Location
- 3361 Crow Rd. Dalton, Georgia 30721 United States

Information
- School type: Public, high school
- Established: 2011
- School board: Whitfield County School District
- Superintendent: Mike Ewton
- Principal: Tracy Mardis
- Staff: 56.50 (FTE)
- Grades: 9-12
- Enrollment: 1,021 (2023-2024)
- Student to teacher ratio: 18.07
- Language: English
- Colors: Blue and silver
- Mascot: Colt
- Rival: North Murray High School
- Website: Coahulla Creek High School

= Coahulla Creek High School =

Coahulla Creek High School is a public high school in unincorporated Whitfield County, Georgia, United States. The site has a Dalton postal address. It is in the Whitfield County School District.

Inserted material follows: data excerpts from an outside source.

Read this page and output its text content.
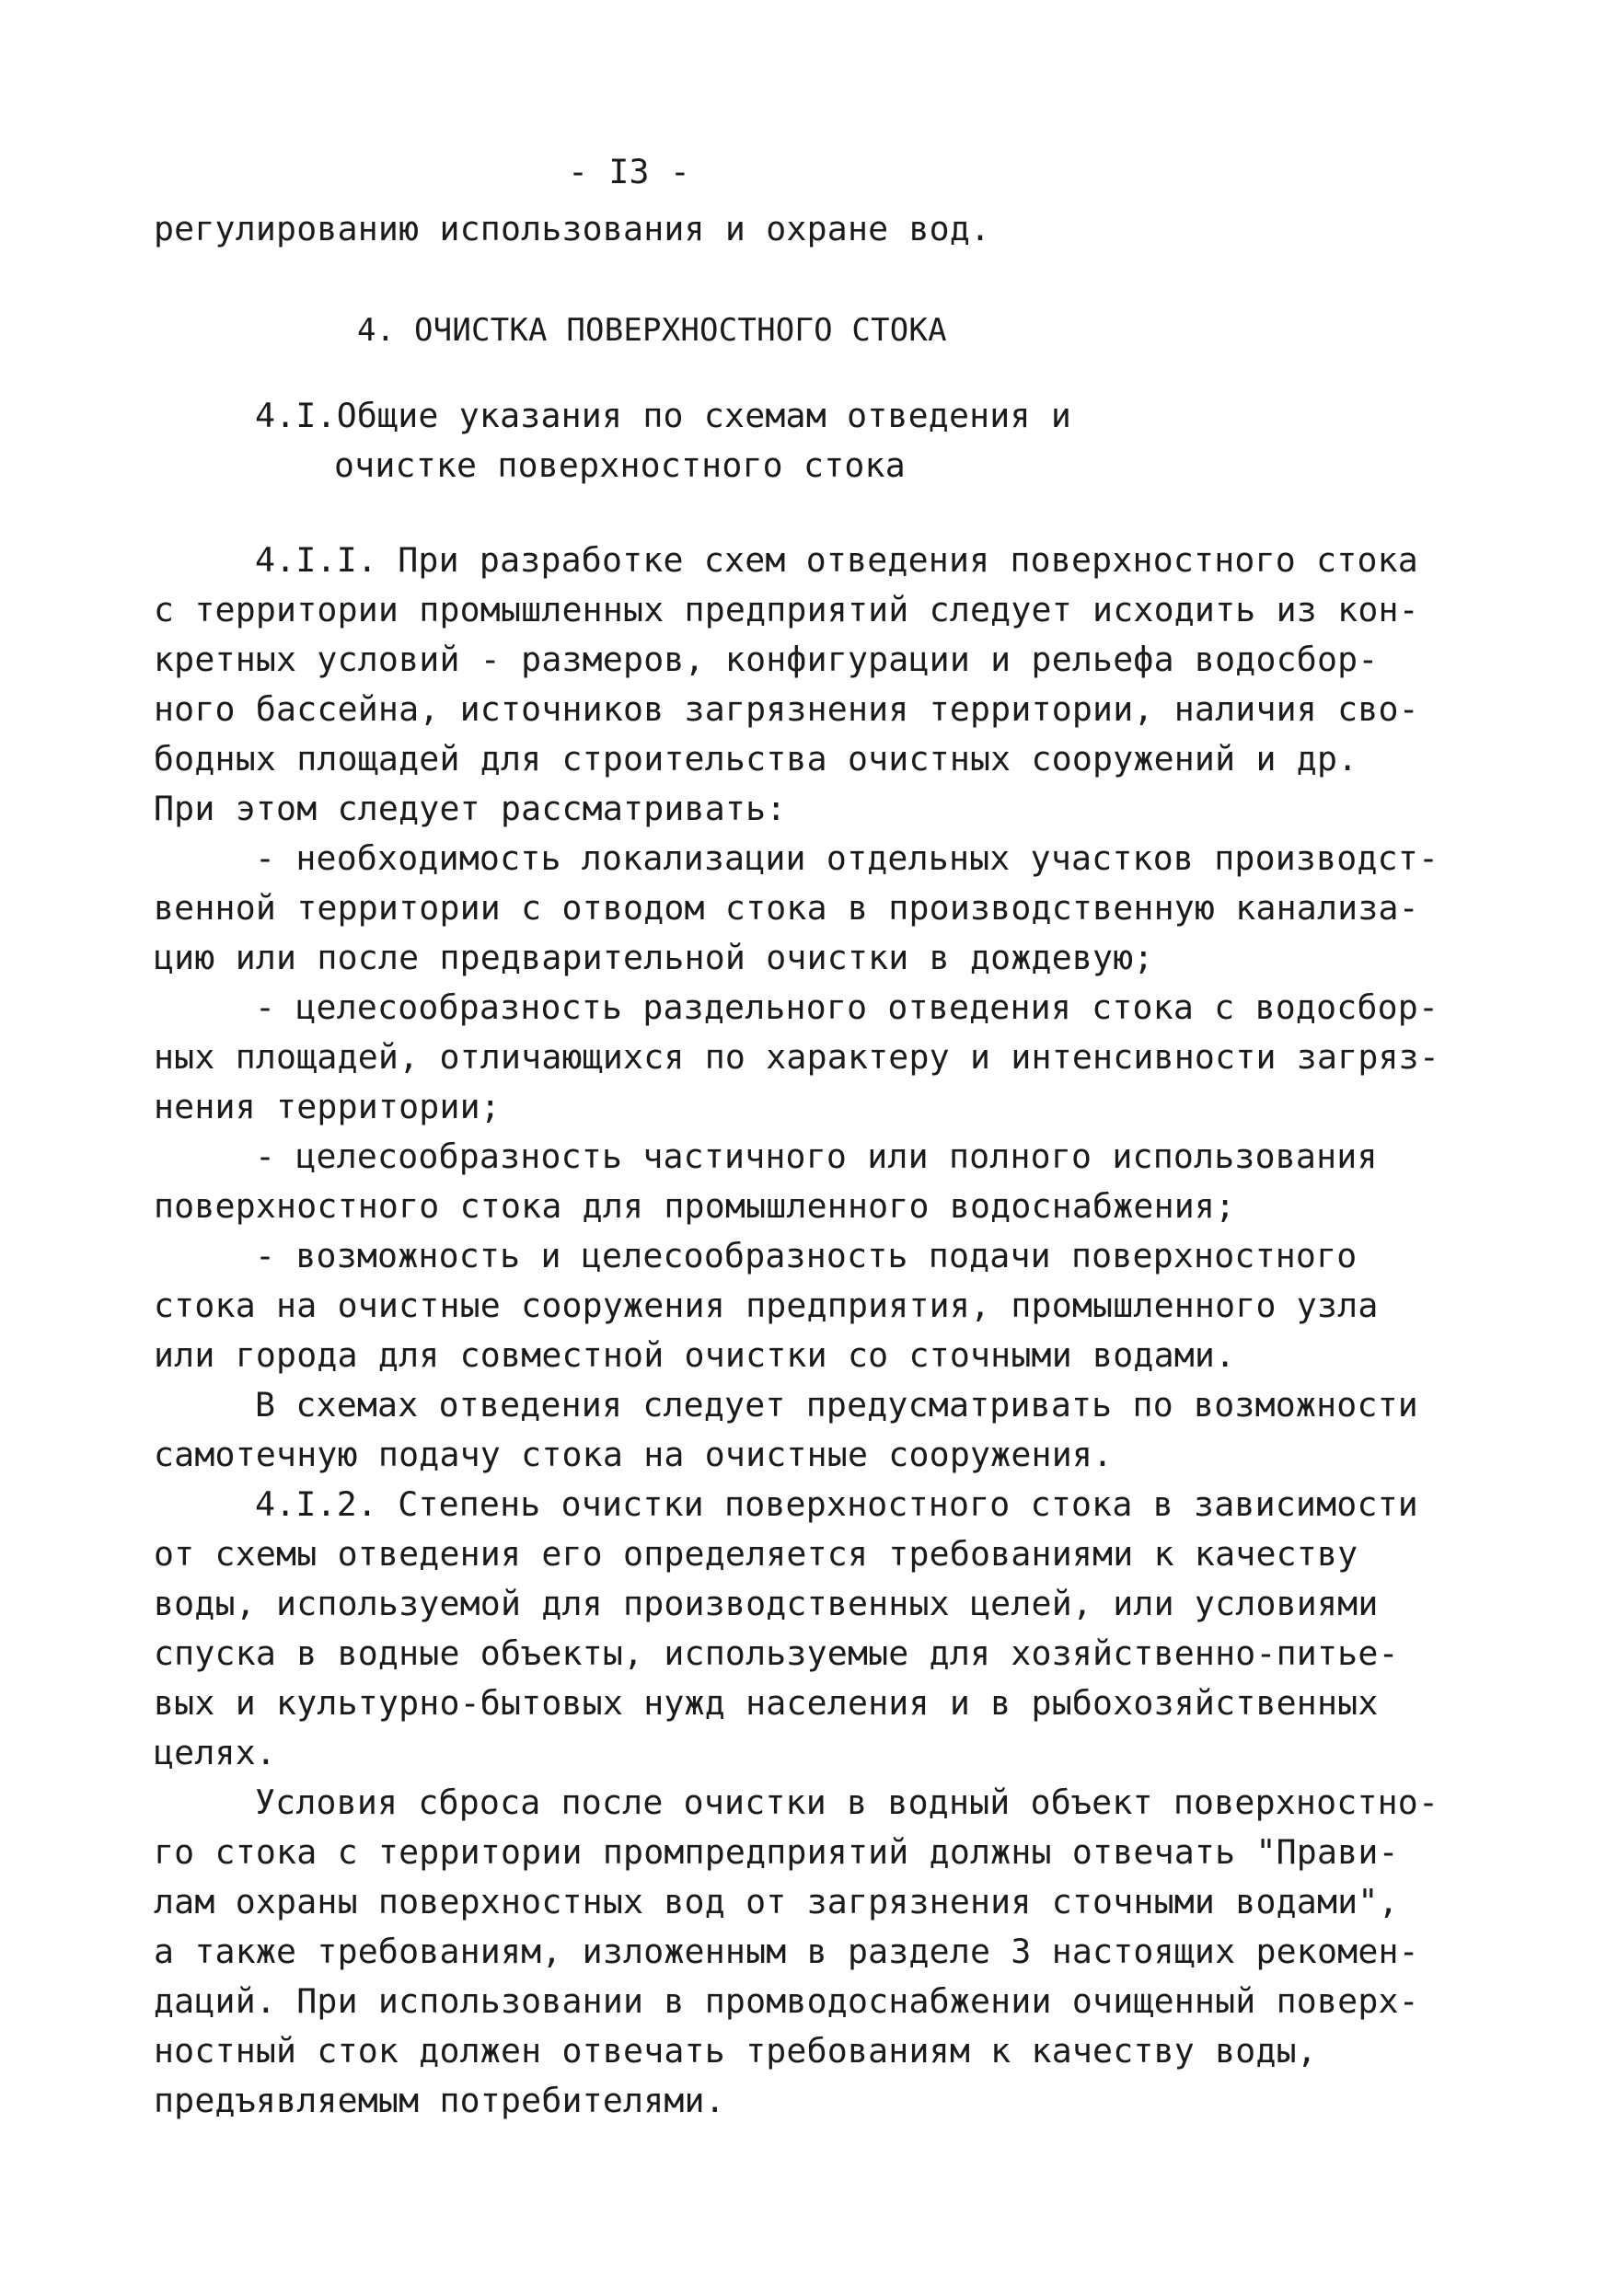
- I3 -

регулированию использования и охране вод.

4. ОЧИСТКА ПОВЕРХНОСТНОГО СТОКА

4.I.Общие указания по схемам отведения и

очистке поверхностного стока

4.I.I. При разработке схем отведения поверхностного стока

с территории промышленных предприятий следует исходить из кон-

кретных условий - размеров, конфигурации и рельефа водосбор-

ного бассейна, источников загрязнения территории, наличия сво-

бодных площадей для строительства очистных сооружений и др.

При этом следует рассматривать:

- необходимость локализации отдельных участков производст-

венной территории с отводом стока в производственную канализа-

цию или после предварительной очистки в дождевую;

- целесообразность раздельного отведения стока с водосбор-

ных площадей, отличающихся по характеру и интенсивности загряз-

нения территории;

- целесообразность частичного или полного использования

поверхностного стока для промышленного водоснабжения;

- возможность и целесообразность подачи поверхностного

стока на очистные сооружения предприятия, промышленного узла

или города для совместной очистки со сточными водами.

В схемах отведения следует предусматривать по возможности

самотечную подачу стока на очистные сооружения.

4.I.2. Степень очистки поверхностного стока в зависимости

от схемы отведения его определяется требованиями к качеству

воды, используемой для производственных целей, или условиями

спуска в водные объекты, используемые для хозяйственно-питье-

вых и культурно-бытовых нужд населения и в рыбохозяйственных

целях.

Условия сброса после очистки в водный объект поверхностно-

го стока с территории промпредприятий должны отвечать "Прави-

лам охраны поверхностных вод от загрязнения сточными водами",

а также требованиям, изложенным в разделе 3 настоящих рекомен-

даций. При использовании в промводоснабжении очищенный поверх-

ностный сток должен отвечать требованиям к качеству воды,

предъявляемым потребителями.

The school colors are navy blue and silver, and the mascot is the Colts. The school is in Class AAA of the Georgia High School Association (GHSA), and is located in Dalton.

==History==
Coahulla Creek High School opened in August 2011 with 754 students in grades nine through twelve. In the spring of 2012, CCHS graduated 12 seniors.

==Academics==
Students can take College Prep (CP), Honors, Advanced Placement (AP), and Dual enrollment classes.

==Feeder schools==
Coahulla Creek High School's feeder school is North Whitfield Middle School.

==Athletics==
Coahulla Creek fields 21 different varsity level teams (11 men's and 10 women's).
- Men's sports: Archery, baseball, basketball, cross country, football, golf, soccer, swimming, tennis, track and field, and wrestling
- Women's sports: Archery, basketball, competition cheerleading, cross country, golf, soccer, swimming, tennis, track and field, and volleyball

==Fine arts==
Fine arts at Coahulla Creek consist of choral, band, art, and drama departments.